Giulio d’Erasmo - From Eclipse to Theory: Advancing Dimension Importance Estimation for Information Retrieval
- Date: 29 septembre 2025 à 13h
- Salle: 65-66 304
Dense retrieval models rely on high-dimensional embeddings, but many dimensions encode noise rather than relevance, leading to suboptimal ranking. Dimension Importance Estimation (DIME) was recently proposed to mitigate this issue by identifying and retaining only informative dimensions.

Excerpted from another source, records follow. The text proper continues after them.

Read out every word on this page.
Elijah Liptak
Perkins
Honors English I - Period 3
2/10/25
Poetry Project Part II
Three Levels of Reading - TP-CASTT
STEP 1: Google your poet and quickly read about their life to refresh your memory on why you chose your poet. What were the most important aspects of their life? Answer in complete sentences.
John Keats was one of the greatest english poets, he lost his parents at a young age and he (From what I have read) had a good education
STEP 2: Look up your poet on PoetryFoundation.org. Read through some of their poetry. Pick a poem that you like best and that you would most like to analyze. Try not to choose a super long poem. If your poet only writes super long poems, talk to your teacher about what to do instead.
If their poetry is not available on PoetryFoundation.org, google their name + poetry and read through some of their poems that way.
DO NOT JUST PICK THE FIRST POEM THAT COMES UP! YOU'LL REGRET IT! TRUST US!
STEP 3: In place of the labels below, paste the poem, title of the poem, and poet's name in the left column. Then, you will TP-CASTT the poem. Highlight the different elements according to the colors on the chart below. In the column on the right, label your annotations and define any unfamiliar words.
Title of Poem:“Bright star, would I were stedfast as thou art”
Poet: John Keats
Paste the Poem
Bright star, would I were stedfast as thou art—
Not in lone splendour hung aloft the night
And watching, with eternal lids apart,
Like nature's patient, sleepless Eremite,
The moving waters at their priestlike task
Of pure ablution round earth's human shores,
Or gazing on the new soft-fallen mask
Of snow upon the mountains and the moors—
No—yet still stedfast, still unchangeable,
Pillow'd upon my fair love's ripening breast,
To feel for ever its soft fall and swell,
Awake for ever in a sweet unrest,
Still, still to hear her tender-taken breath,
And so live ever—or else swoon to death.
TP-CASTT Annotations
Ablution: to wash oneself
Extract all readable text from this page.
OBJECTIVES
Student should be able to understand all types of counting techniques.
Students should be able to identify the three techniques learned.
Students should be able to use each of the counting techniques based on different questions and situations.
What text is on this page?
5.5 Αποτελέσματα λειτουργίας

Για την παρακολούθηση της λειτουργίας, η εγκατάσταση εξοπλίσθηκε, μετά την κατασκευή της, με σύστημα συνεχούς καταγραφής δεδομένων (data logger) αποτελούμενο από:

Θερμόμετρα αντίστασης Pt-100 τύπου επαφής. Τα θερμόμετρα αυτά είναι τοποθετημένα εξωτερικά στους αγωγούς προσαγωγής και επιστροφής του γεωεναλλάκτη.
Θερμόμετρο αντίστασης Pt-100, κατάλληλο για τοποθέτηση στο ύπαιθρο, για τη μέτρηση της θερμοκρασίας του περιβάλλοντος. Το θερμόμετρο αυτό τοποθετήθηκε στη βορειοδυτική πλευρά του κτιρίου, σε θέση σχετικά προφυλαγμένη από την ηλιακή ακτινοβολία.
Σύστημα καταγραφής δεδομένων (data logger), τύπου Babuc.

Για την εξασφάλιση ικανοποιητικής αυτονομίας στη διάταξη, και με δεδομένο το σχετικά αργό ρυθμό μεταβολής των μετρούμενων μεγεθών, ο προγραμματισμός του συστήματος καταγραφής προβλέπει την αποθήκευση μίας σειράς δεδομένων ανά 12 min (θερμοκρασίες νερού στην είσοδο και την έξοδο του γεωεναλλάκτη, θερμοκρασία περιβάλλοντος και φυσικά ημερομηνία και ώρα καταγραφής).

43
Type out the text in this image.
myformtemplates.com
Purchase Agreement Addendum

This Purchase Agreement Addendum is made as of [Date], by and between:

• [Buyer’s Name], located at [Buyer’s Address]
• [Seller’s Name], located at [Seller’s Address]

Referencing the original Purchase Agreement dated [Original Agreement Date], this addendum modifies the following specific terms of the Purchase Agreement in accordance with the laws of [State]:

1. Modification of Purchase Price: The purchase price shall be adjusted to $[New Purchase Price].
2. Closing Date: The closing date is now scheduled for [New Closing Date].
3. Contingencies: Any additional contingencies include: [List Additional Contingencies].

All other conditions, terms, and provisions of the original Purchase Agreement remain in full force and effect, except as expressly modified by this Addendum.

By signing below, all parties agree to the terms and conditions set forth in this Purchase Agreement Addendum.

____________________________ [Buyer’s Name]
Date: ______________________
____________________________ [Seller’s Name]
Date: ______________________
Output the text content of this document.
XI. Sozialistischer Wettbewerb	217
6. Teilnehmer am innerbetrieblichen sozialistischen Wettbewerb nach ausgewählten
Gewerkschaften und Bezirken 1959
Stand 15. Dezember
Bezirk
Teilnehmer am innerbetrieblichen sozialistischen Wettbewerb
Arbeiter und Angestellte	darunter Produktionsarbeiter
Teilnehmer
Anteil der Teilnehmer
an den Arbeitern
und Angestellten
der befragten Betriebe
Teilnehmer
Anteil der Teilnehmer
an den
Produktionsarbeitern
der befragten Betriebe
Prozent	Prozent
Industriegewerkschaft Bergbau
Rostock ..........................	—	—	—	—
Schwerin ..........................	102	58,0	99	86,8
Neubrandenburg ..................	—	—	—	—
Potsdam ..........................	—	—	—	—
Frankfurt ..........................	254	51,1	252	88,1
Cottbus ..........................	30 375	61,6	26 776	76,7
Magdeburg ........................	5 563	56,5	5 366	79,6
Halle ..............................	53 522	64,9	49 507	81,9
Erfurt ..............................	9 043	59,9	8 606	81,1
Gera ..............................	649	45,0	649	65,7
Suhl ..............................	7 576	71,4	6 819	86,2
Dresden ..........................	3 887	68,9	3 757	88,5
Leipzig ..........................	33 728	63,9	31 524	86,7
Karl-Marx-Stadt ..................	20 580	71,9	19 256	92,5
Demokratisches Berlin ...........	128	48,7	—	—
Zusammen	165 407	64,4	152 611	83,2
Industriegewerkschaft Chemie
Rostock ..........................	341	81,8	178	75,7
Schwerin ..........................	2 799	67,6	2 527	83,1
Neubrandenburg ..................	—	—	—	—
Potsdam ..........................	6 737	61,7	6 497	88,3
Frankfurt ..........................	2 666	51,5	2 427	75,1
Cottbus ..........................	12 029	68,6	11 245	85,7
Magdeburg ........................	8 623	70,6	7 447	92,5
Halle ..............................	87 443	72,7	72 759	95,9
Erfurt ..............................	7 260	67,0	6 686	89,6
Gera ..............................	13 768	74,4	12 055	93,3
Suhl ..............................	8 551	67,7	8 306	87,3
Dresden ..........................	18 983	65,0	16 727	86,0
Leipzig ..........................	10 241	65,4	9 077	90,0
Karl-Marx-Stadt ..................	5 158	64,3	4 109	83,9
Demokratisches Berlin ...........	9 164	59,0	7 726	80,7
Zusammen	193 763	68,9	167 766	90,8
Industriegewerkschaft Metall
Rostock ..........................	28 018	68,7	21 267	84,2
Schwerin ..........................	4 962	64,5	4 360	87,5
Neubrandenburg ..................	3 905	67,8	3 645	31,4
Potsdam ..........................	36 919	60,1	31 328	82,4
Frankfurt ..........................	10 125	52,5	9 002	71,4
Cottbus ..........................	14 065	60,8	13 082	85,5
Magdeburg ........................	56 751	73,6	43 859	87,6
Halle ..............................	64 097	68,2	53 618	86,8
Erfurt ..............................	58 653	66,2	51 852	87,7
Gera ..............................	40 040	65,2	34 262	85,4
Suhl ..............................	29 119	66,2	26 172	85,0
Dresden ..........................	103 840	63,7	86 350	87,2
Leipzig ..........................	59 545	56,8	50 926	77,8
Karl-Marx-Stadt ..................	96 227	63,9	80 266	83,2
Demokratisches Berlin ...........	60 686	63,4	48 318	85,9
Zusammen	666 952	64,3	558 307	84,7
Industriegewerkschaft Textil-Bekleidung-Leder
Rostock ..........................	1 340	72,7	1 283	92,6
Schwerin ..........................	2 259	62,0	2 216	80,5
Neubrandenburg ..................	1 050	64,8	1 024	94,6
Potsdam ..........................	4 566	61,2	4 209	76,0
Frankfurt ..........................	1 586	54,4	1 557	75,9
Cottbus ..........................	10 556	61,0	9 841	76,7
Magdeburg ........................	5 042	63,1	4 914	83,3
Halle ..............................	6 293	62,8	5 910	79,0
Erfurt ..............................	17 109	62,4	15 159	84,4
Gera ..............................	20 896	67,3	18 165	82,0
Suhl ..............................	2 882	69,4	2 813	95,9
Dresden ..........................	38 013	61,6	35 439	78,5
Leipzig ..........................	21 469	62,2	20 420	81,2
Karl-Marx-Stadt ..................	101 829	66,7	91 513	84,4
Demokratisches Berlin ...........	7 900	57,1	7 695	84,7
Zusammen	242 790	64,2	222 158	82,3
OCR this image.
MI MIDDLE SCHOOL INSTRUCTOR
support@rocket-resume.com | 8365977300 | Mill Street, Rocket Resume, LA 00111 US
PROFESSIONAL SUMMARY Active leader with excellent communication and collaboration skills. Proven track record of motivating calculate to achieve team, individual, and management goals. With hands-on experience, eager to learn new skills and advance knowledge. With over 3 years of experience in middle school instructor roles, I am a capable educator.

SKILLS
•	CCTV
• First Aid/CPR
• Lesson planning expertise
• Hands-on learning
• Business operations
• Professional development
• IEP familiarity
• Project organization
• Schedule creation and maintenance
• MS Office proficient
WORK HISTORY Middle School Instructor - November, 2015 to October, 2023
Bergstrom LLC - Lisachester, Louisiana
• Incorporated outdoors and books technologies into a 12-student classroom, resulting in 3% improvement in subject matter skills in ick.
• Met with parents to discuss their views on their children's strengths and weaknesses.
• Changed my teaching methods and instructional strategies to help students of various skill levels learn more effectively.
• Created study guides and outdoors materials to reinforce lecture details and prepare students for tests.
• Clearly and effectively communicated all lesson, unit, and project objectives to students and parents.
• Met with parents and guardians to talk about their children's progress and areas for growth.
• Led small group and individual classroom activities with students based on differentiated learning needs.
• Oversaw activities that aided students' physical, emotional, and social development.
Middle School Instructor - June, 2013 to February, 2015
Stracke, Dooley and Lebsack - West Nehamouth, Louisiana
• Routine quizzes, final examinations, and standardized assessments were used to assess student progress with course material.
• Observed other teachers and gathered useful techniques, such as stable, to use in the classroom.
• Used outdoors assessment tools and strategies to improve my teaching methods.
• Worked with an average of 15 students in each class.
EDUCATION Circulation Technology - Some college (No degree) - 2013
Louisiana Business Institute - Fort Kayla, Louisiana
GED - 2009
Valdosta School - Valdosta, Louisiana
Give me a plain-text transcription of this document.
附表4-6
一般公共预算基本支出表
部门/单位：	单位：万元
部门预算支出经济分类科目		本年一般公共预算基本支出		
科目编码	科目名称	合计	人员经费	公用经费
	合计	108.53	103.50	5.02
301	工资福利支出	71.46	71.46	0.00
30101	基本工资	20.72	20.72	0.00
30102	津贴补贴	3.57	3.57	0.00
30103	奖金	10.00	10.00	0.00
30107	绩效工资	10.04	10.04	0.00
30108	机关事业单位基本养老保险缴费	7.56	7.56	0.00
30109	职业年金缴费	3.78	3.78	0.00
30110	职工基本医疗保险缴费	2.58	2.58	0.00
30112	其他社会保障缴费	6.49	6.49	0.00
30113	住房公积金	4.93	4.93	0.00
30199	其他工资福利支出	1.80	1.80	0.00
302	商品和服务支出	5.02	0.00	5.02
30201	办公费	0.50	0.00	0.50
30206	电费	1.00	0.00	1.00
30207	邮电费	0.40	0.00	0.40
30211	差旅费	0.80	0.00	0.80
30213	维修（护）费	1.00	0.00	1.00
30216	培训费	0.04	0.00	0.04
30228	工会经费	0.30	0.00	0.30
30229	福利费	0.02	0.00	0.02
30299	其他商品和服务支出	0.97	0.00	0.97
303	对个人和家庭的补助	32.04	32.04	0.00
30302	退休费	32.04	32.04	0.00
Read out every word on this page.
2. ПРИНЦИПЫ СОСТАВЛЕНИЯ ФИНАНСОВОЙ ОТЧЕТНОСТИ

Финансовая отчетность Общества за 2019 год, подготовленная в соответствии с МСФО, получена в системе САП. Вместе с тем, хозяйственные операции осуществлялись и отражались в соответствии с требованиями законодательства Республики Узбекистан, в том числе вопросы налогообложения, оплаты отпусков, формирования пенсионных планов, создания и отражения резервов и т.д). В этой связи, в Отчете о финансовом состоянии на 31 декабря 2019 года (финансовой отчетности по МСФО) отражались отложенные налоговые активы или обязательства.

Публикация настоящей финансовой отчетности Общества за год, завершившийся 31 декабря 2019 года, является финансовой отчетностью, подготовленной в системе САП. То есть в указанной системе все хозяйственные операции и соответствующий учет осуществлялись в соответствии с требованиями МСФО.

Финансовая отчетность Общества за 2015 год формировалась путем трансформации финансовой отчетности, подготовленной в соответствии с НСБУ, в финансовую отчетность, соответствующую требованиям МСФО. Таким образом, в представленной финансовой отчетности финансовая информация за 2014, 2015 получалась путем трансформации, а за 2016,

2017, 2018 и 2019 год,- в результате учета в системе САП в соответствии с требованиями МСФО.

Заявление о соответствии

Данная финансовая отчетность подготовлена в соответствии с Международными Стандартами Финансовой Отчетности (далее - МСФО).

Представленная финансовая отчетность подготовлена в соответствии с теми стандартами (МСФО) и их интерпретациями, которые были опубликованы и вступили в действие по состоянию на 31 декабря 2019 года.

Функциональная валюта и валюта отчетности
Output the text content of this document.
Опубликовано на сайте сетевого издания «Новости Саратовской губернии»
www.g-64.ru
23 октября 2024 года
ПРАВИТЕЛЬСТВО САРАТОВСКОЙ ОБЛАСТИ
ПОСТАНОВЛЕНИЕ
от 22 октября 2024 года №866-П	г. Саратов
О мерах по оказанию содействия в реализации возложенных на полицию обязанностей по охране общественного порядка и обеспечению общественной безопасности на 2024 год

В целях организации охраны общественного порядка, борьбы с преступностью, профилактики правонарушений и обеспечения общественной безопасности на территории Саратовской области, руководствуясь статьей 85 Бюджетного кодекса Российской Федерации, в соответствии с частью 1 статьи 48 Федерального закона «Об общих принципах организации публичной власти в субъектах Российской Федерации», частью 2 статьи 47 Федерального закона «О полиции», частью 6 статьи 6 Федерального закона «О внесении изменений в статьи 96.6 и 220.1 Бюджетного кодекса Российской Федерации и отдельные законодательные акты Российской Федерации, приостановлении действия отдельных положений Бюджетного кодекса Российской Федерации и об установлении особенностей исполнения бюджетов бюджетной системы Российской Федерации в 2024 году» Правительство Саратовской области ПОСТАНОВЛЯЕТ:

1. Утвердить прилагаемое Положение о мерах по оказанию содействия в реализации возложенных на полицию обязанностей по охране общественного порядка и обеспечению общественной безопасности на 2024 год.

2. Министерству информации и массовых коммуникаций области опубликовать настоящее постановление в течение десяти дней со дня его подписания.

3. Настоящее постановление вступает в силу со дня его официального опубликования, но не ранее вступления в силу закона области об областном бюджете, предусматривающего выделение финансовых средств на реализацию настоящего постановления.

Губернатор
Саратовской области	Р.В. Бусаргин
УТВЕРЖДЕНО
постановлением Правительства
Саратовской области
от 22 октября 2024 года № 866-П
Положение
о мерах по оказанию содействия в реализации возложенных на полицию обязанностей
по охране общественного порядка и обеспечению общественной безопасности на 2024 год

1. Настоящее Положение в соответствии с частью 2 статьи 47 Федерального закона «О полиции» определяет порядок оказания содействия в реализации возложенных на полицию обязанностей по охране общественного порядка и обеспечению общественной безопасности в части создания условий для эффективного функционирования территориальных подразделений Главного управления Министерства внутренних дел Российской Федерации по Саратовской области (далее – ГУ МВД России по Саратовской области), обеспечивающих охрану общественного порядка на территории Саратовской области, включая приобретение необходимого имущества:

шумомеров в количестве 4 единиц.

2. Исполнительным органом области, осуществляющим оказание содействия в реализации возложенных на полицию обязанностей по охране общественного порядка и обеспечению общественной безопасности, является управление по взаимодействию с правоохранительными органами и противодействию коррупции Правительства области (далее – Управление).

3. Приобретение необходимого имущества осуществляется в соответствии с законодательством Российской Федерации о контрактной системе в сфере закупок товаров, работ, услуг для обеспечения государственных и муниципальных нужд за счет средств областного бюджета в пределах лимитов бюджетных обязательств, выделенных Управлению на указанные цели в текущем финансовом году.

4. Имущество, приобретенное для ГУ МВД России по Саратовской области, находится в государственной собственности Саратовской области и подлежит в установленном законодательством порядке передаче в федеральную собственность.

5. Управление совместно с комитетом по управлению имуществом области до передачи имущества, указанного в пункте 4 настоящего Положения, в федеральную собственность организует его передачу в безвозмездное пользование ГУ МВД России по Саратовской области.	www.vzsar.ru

In this presentation, I will introduce Eclipse, a contrastive extension of DIME that leverages pseudo-irrelevant feedback. By constructing centroids from low-ranked documents and subtracting their contribution from relevant signals, Eclipse down-weights noisy features while highlighting semantically meaningful ones. This plug-in approach requires no retraining of the underlying retriever and achieves substantial effectiveness gains across multiple TREC benchmarks and state-of-the-art dense models (e.g., up to +22.9% MAP and +14.2% nDCG@10 over baselines). Building on this, my subsequent work was to provide a statistical formalisation of DIME, offering theoretical guarantees and motivating kernel-based weighting schemes as more consistent estimators than uniform baselines in IR, and providing a statistical framework to estimate in advance the number of dimensions to retain. Finally, I have an ongoing work when we are extending the DIME paradigm to recommender systems, where distinguishing informative signals from noisy features is equally crucial.